Training pauses after several hours

Hi there

I’ve been observing a strange behaviour when training my model on renku. After several hours training seems to pause and only continues when I reconnect via VPN and reload my browser. I noticed it by checking how frequently Tensorboard was written; at some point there were no more updates written to it. This happened several times now. Last time I started training on Friday, April 15th around 4pm and it continued until 22:51 the same day. After that it stopped (at epoch 35 out of 500, no early stopping) and I could only get it back to running by connecting to renku again. After that training would automatically resume at epoch 36. But it looks like to me that in between these hours no progress has been made.

See screenshots of Tensorboard below which indicate the timing (epoch 0 to 35), and notice the huge time gap between epoch 35 and 36 on 16.4. at 11:31 (this is right after I reconnected to renku). Also note that I haven’t killed the renku session or turned off my laptop. I know that it went to sleep mode and that my vpn client got disconnected. However, as far as I know this should be the problem as the job has been submitted to the renku machine and I would expect it to just keep running even though there’s no vpn connection established during the whole training time. Also note that I don’t run training in jupyter notebook, I call my python script from the terminal within the visual studio code extension in renku (python src/main.py)

I’d appreciate your support on this as it’s been quite annoying. I am losing valuable training time by having my model just sitting there on idle.

image
image

This is on renku limited and a project with 2 GPUs.

Hi can please somebody look into this?
I am losing days of work because the training is not working properly.

Thank you.

@rwagner it could be that the problems you are experiencing are tied to the vscode extension. What happens if you run your model straight from the terminal in jupyterlab? I wonder if the vscode extension goes idle after some time of inactivity or puts things to sleep.

Otherwise, all looks good from my end - I do not see any issues with your session. Also I see that you are starting another session with 2 gpus. This will not work since there are simply not enough GPUs on limited. There are 4-5 in total for the whole cluster. Usually on limited it is hard to get even a session with 1 gpu because all are usually taken.

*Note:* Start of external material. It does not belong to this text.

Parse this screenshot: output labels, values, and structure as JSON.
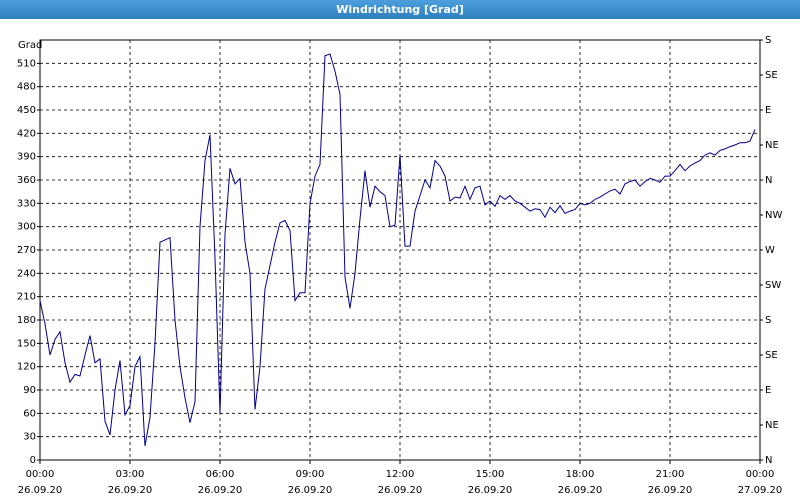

Another thing that you can check @rwagner is whether the GPUs are utilized (and how much) when you run your models. Right now I do not see any GPU usage on any of your sessions. But it could just be that you are not currently running anything at all and this is expected.

When you start the models you can run nvidia-smi in a terminal to see how much each of your 2 gpus are utilized.

Hi thanks for getting back to me.

Yeah, I know how to monitor GPUs, I usually use the watch command. When I set off training, their usage is between 65% and 99% so I assume this is okay.

However, training doesn’t work either if I spin it off from a juypter notebook (instead of within visual studio code). I am calling my script using the exclamation point/bang (!python src/main.py) to execute the terminal command. Just did so yesterday night (22.4 at 23:36) and when I looked at it again today (23.4. around 12:20) and reconnected my VPN I got a 503 server error (see screenshot below).
The whole session seems to have stopped somehow (see screenshot below).

You can also see that some images got saved (e.g. 42 min ago, training progress at epoch 210 for example), but they are all blank. It seems like there’s an issue with saving data during training when my vpn session is disconnected or my laptop goes into sleep mode. What is funny though is that this time data got written to Tensorboard. I can pull up the image at epoch 210 in Tensorboard and you can see the updated learning curve at 12:20 on 23.4 However after that nothing got updated again, training stopped at epoch 210 out of 500.

It might just be the case that training was working fine but then the session crashed when I was trying to reconnect. This would then be a different issue I guess.

I’ll try again today and will start the script from the terminal.

If you have any advice how to avoid such misbehaviour in the future I’d be really grateful.
Thanks.




Thanks for the additional info and followup. I looked at the logs and history of your sessions and I do not see a smoking gun.

However here are my suggestions for a few more things you can try:

  1. Do not run things from within a jupyter notebook - start things directly from the terminal. Judging by the command you mentioned it seems that you started your models from within a jupyter notebook. Simply open a terminal and start your script.
  2. We have had some issues with one of the gpus on limited and this got fixed. But I wonder if there are other gpus that are unstable or problematic. Or perhaps there are weird interactions when 2 gpus at the same time are used. Is it possible to try running things with 1 gpu only? I know this will be slower but perhaps it will be more stable. This can let us narrow things down.

Hi @rwagner I suspect you tried to run your training scripts over the weekend? Was it interrupted again?

I think you will need to use something like screen or tmux to do this because otherwise the parent process is always going to get interrupted/closed. Did you already try something like that?

Hi, sorry for getting back late. It’s working fine if I don’t use visual studio code. I’ll let you know in case it should happen again. Thanks!